The question was startling in its simplicity — one of those things that I’ve probably taken for granted my whole life. (Or, at least, the whole of my life that was aware of the Internet.) Is email considered mail?

“Well of course it…is? Or isn’t? I mean, it’s definitely…not. Or it is?” I was heartened to see the panelists struggling as much as I was.

Email communication seems like a fantastic idea at first blush. It’s targeted directly to the consumer. It’s an alternative to phones (and society seems to be more and more phone-phobic*). It’s cost-efficient, since there’s no postage. It truly seems like an unbeatable idea.

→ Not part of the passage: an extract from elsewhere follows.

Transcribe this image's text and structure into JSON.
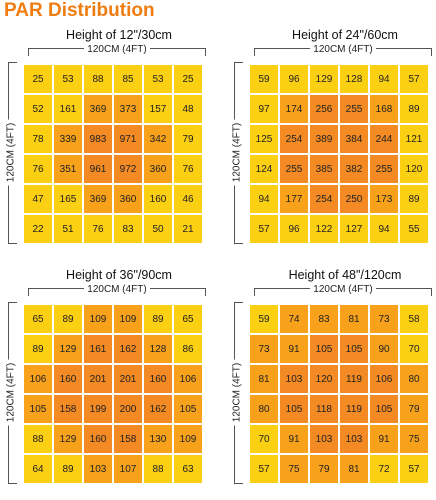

So of course it’s doomed to failure.

The failure starts like this: the Fair Debt Collection Practices Act uses the word “mail” in its legalese. And the FDCPA was written at some point after the Declaration of Independence but before 1997 when I got my first email address. So, since the FDCPA doesn’t know about email, it’s unclear whether the FDCPA can know about email.

One of the panelists, Robert W. Murphy, Secretary for the National Association of Consumer Advocates, avers that no: the FDCPA does not want email to be counted as mail. His argument relied on very literal and tangible things like “it’s not actual mail with an actual stamp” and “you have to print it out.”

On the other side of the argument, Zafar Khan of RPost U.S., Inc., and Barbara Sinsley of DBA International, suggested that email should have — and actually does have — the same legitimacy of traditional postal mail. Especially in a post-Electronic Signatures in Global and National Commerce Act world. Even if the FDCPA has not changed in 30+ years, Khan and Sinsley argued, our definition and acceptance of email as mail has.

Email communication is still The Future for many collection agencies — especially since there are no clear guidelines on the use of email, or even a clear way to be protected if an agency wanted to use email. What seems to be a frustrating continuum throughout all of these panel discussions is that the questions are real, and provocative; but the answers are convoluted or not forthcoming.

* An actual conversation I heard on the train once: “My sister doesn’t understand how to answer her phone. She only uses it for texting.” I then turned 97 and realized that I was exhaustingly old.